According to “Valuing Rivers” report, released by World Wide Fund for Nature in Stockholm – Sweden, the non-native species like eucalyptus are ‘thirstier’ than the native plants they have replaced, sucking up water through their roots and evaporating an additional 1.4 trillion litres of water in a year.
The report says that the loss could multiply as non-native species spread.
Cape Town, a city highly dependent on groundwater pumping and desalination during dry seasons has shown that investing in nature-based solutions can ease the dependency. This is according to World Wide Fund (WWF).
“The broader effort of cleaning non-native vegetation to boost water supplies has also employed 10,000 people, an important co-benefit in a country with 26 percent unemployment,” the report said.
The report underlined the advantage of healthy and functioning rivers in reducing natural calamities like flooding.
2 billion people globally rely on rivers for their drinking water while 500 million people live on deltas sustained by deposit from rivers.
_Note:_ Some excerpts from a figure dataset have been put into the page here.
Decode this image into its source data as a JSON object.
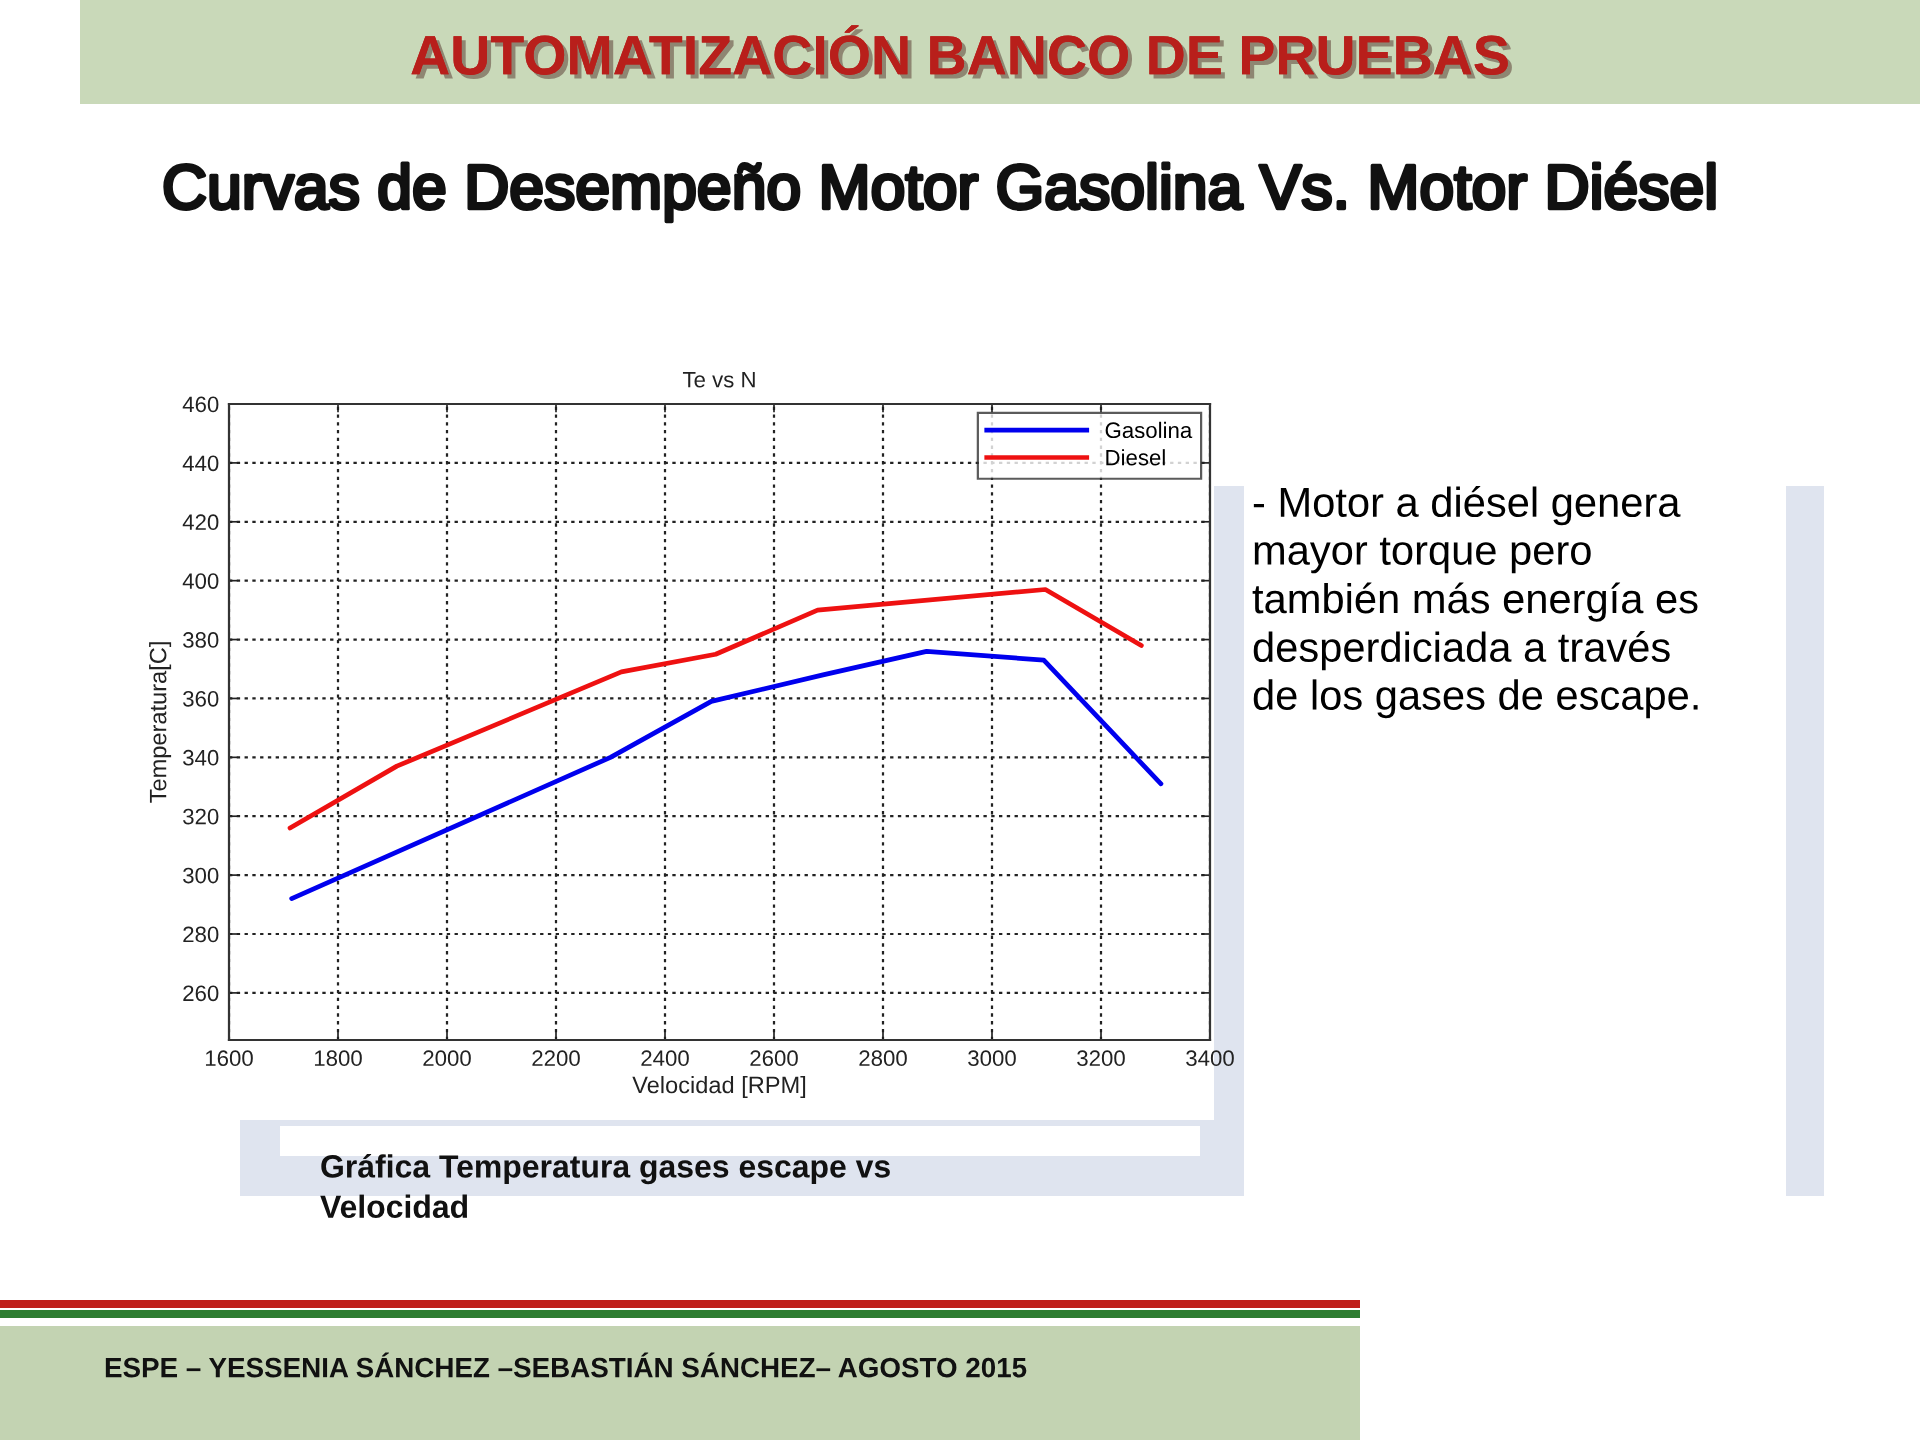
{
  "chart_data": {
    "type": "line",
    "title": "Te vs N",
    "xlabel": "Velocidad [RPM]",
    "ylabel": "Temperatura[C]",
    "series": [
      {
        "name": "Gasolina",
        "color": "#0000ee",
        "x": [
          1715,
          2300,
          2485,
          2690,
          2880,
          3095,
          3310
        ],
        "values": [
          292,
          340,
          359,
          368,
          376,
          373,
          331
        ]
      },
      {
        "name": "Diesel",
        "color": "#ee1111",
        "x": [
          1712,
          1908,
          2320,
          2493,
          2680,
          3098,
          3274
        ],
        "values": [
          316,
          337,
          369,
          375,
          390,
          397,
          378
        ]
      }
    ],
    "xlim": [
      1600,
      3400
    ],
    "xticks": [
      1600,
      1800,
      2000,
      2200,
      2400,
      2600,
      2800,
      3000,
      3200,
      3400
    ],
    "ylim": [
      244,
      460
    ],
    "yticks": [
      260,
      280,
      300,
      320,
      340,
      360,
      380,
      400,
      420,
      440,
      460
    ],
    "grid": true,
    "legend": "top right",
    "annotations": [
      "AUTOMATIZACIÓN BANCO DE PRUEBAS",
      "Curvas de Desempeño Motor Gasolina Vs. Motor Diésel",
      "- Motor a diésel genera\nmayor torque pero\ntambién más energía es\ndesperdiciada a través\nde los gases de escape.",
      "Gráfica Temperatura gases escape vs\nVelocidad",
      "ESPE – YESSENIA SÁNCHEZ –SEBASTIÁN SÁNCHEZ– AGOSTO 2015"
    ]
  }
}
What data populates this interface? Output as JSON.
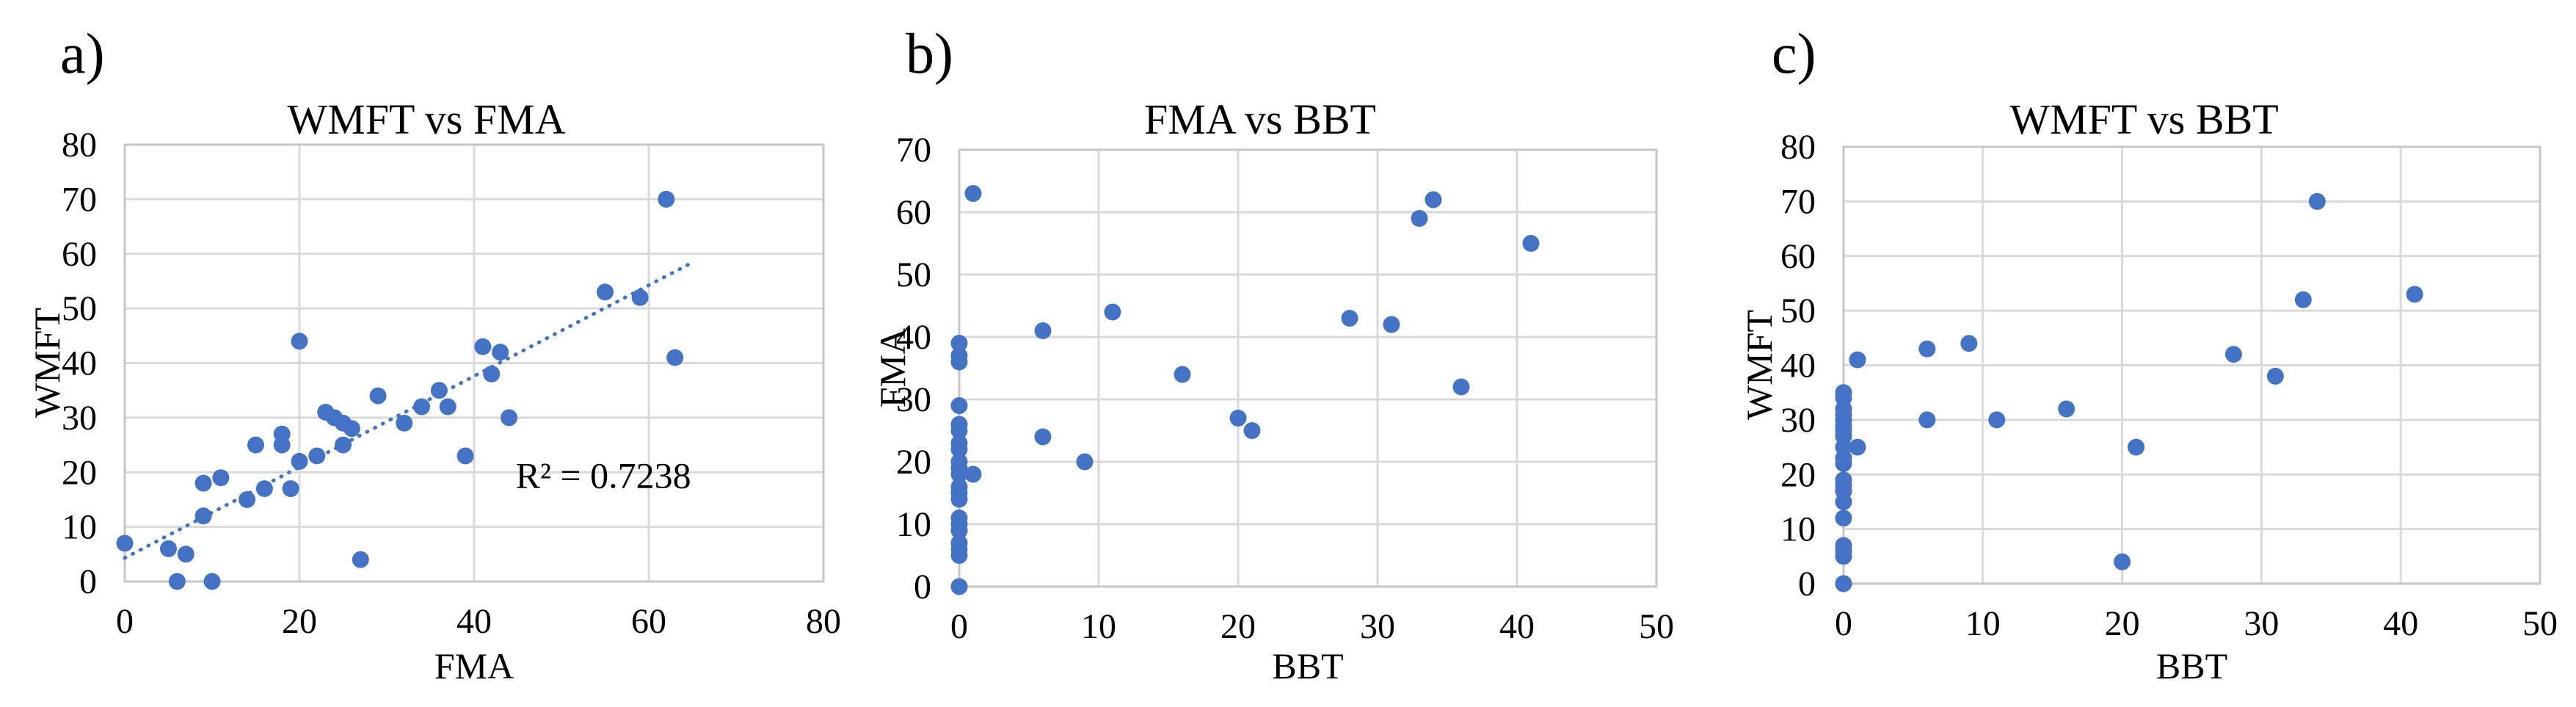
{
  "figure": {
    "background": "#FFFFFF",
    "point_color": "#4472C4",
    "trendline_color": "#4472C4",
    "gridline_color": "#D9D9D9",
    "border_color": "#C6C6C6",
    "text_color": "#000000"
  },
  "chart_data": [
    {
      "type": "scatter",
      "panel_label": "a)",
      "title": "WMFT vs FMA",
      "xlabel": "FMA",
      "ylabel": "WMFT",
      "xlim": [
        0,
        80
      ],
      "ylim": [
        0,
        80
      ],
      "x_ticks": [
        0,
        20,
        40,
        60,
        80
      ],
      "y_ticks": [
        0,
        10,
        20,
        30,
        40,
        50,
        60,
        70,
        80
      ],
      "grid": true,
      "points": [
        [
          0,
          7
        ],
        [
          5,
          6
        ],
        [
          6,
          0
        ],
        [
          7,
          5
        ],
        [
          9,
          12
        ],
        [
          9,
          18
        ],
        [
          10,
          0
        ],
        [
          11,
          19
        ],
        [
          14,
          15
        ],
        [
          15,
          25
        ],
        [
          16,
          17
        ],
        [
          18,
          25
        ],
        [
          18,
          27
        ],
        [
          19,
          17
        ],
        [
          20,
          22
        ],
        [
          20,
          44
        ],
        [
          22,
          23
        ],
        [
          23,
          31
        ],
        [
          24,
          30
        ],
        [
          25,
          25
        ],
        [
          25,
          29
        ],
        [
          26,
          28
        ],
        [
          27,
          4
        ],
        [
          29,
          34
        ],
        [
          32,
          29
        ],
        [
          34,
          32
        ],
        [
          36,
          35
        ],
        [
          37,
          32
        ],
        [
          39,
          23
        ],
        [
          41,
          43
        ],
        [
          42,
          38
        ],
        [
          43,
          42
        ],
        [
          44,
          30
        ],
        [
          55,
          53
        ],
        [
          59,
          52
        ],
        [
          62,
          70
        ],
        [
          63,
          41
        ]
      ],
      "trendline": {
        "style": "dotted",
        "start": [
          0,
          4.3
        ],
        "end": [
          64.5,
          58
        ]
      },
      "annotation": {
        "text": "R² = 0.7238",
        "position": [
          54.8,
          19.4
        ]
      }
    },
    {
      "type": "scatter",
      "panel_label": "b)",
      "title": "FMA vs BBT",
      "xlabel": "BBT",
      "ylabel": "FMA",
      "xlim": [
        0,
        50
      ],
      "ylim": [
        0,
        70
      ],
      "x_ticks": [
        0,
        10,
        20,
        30,
        40,
        50
      ],
      "y_ticks": [
        0,
        10,
        20,
        30,
        40,
        50,
        60,
        70
      ],
      "grid": true,
      "points": [
        [
          0,
          0
        ],
        [
          0,
          5
        ],
        [
          0,
          6
        ],
        [
          0,
          7
        ],
        [
          0,
          9
        ],
        [
          0,
          9
        ],
        [
          0,
          10
        ],
        [
          0,
          11
        ],
        [
          0,
          14
        ],
        [
          0,
          15
        ],
        [
          0,
          16
        ],
        [
          0,
          18
        ],
        [
          0,
          19
        ],
        [
          0,
          20
        ],
        [
          0,
          22
        ],
        [
          0,
          23
        ],
        [
          0,
          25
        ],
        [
          0,
          26
        ],
        [
          0,
          29
        ],
        [
          0,
          36
        ],
        [
          0,
          37
        ],
        [
          0,
          39
        ],
        [
          1,
          18
        ],
        [
          1,
          63
        ],
        [
          6,
          24
        ],
        [
          6,
          41
        ],
        [
          9,
          20
        ],
        [
          11,
          44
        ],
        [
          16,
          34
        ],
        [
          20,
          27
        ],
        [
          21,
          25
        ],
        [
          28,
          43
        ],
        [
          31,
          42
        ],
        [
          33,
          59
        ],
        [
          34,
          62
        ],
        [
          36,
          32
        ],
        [
          41,
          55
        ]
      ]
    },
    {
      "type": "scatter",
      "panel_label": "c)",
      "title": "WMFT vs BBT",
      "xlabel": "BBT",
      "ylabel": "WMFT",
      "xlim": [
        0,
        50
      ],
      "ylim": [
        0,
        80
      ],
      "x_ticks": [
        0,
        10,
        20,
        30,
        40,
        50
      ],
      "y_ticks": [
        0,
        10,
        20,
        30,
        40,
        50,
        60,
        70,
        80
      ],
      "grid": true,
      "points": [
        [
          0,
          0
        ],
        [
          0,
          0
        ],
        [
          0,
          5
        ],
        [
          0,
          6
        ],
        [
          0,
          7
        ],
        [
          0,
          12
        ],
        [
          0,
          15
        ],
        [
          0,
          17
        ],
        [
          0,
          17
        ],
        [
          0,
          18
        ],
        [
          0,
          19
        ],
        [
          0,
          22
        ],
        [
          0,
          23
        ],
        [
          0,
          23
        ],
        [
          0,
          25
        ],
        [
          0,
          27
        ],
        [
          0,
          28
        ],
        [
          0,
          29
        ],
        [
          0,
          30
        ],
        [
          0,
          31
        ],
        [
          0,
          32
        ],
        [
          0,
          34
        ],
        [
          0,
          35
        ],
        [
          1,
          25
        ],
        [
          1,
          41
        ],
        [
          6,
          30
        ],
        [
          6,
          43
        ],
        [
          9,
          44
        ],
        [
          11,
          30
        ],
        [
          16,
          32
        ],
        [
          20,
          4
        ],
        [
          21,
          25
        ],
        [
          28,
          42
        ],
        [
          31,
          38
        ],
        [
          33,
          52
        ],
        [
          34,
          70
        ],
        [
          41,
          53
        ]
      ]
    }
  ]
}
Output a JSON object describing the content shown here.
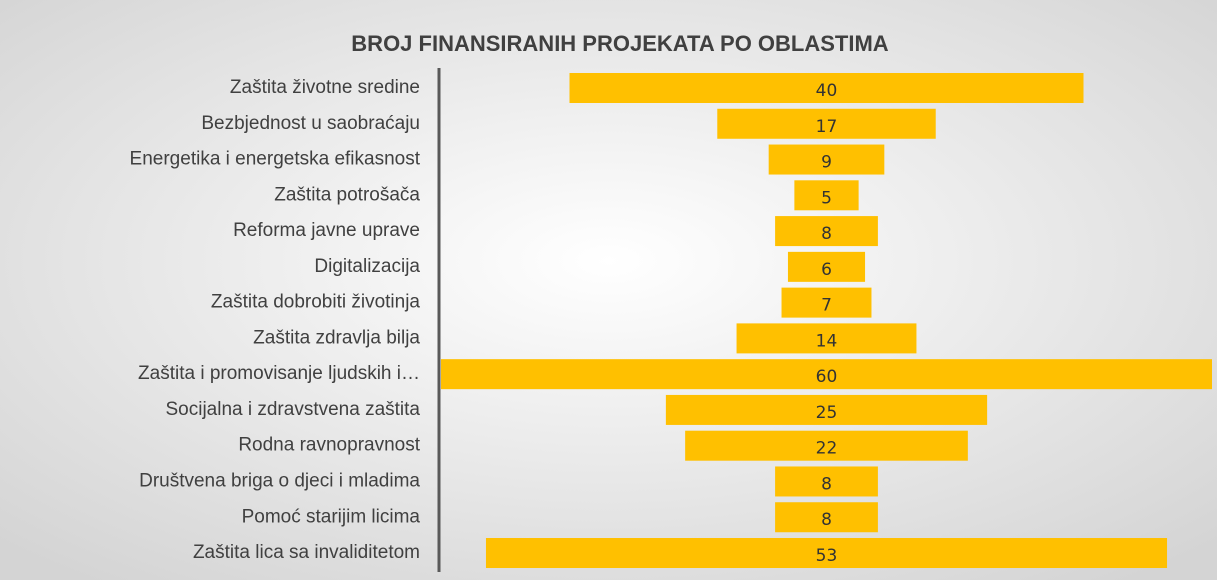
{
  "chart_data": {
    "type": "funnel",
    "title": "BROJ FINANSIRANIH PROJEKATA PO OBLASTIMA",
    "categories": [
      "Zaštita životne sredine",
      "Bezbjednost u saobraćaju",
      "Energetika i energetska efikasnost",
      "Zaštita potrošača",
      "Reforma javne uprave",
      "Digitalizacija",
      "Zaštita dobrobiti životinja",
      "Zaštita zdravlja bilja",
      "Zaštita i promovisanje ljudskih i…",
      "Socijalna i zdravstvena zaštita",
      "Rodna ravnopravnost",
      "Društvena briga o djeci i mladima",
      "Pomoć starijim licima",
      "Zaštita lica sa invaliditetom"
    ],
    "values": [
      40,
      17,
      9,
      5,
      8,
      6,
      7,
      14,
      60,
      25,
      22,
      8,
      8,
      53
    ],
    "color": "#ffc000"
  }
}
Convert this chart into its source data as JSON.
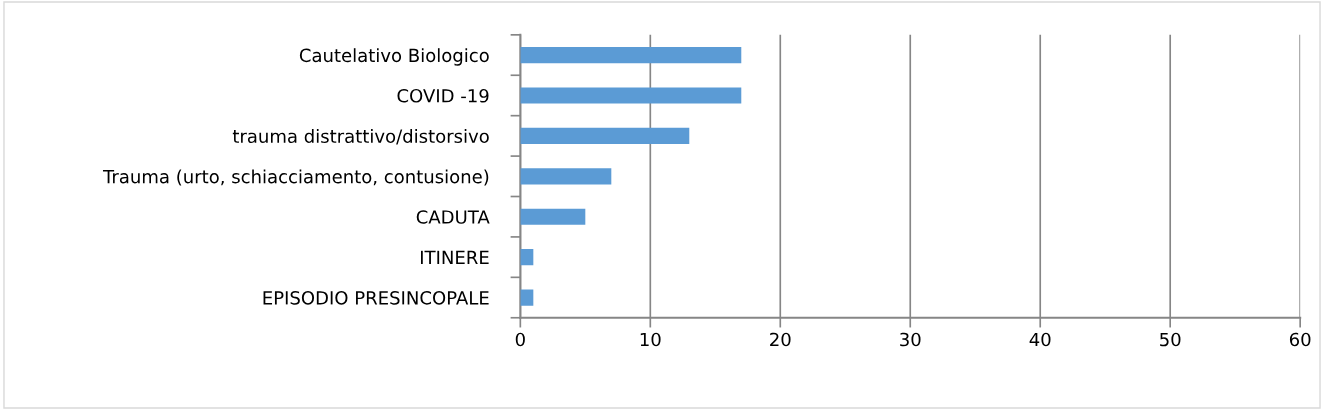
{
  "chart_data": {
    "type": "bar",
    "orientation": "horizontal",
    "categories": [
      "Cautelativo Biologico",
      "COVID -19",
      "trauma distrattivo/distorsivo",
      "Trauma (urto, schiacciamento, contusione)",
      "CADUTA",
      "ITINERE",
      "EPISODIO PRESINCOPALE"
    ],
    "values": [
      17,
      17,
      13,
      7,
      5,
      1,
      1
    ],
    "color": "#5b9bd5",
    "xlim": [
      0,
      60
    ],
    "xticks": [
      0,
      10,
      20,
      30,
      40,
      50,
      60
    ],
    "grid": "x",
    "legend": false
  }
}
A quarter of the worlds’ food production relies on irrigation from rivers and two million tonnes of freshwater fish are trapped yearly. The demand for water is growing around one percent yearly as consumption patterns change and population growth continues.
The World Wide Fund said we run the risk of losing the advantages of rivers if we only consider them as sources of water, navigation, irrigation, flood control and hydropower. Rivers generate 17 percent of the world’s electricity and provide natural flood protection.
According to the report, a fifth of Africa’s gross domestic product (GDP) lies within watersheds with very high water risk.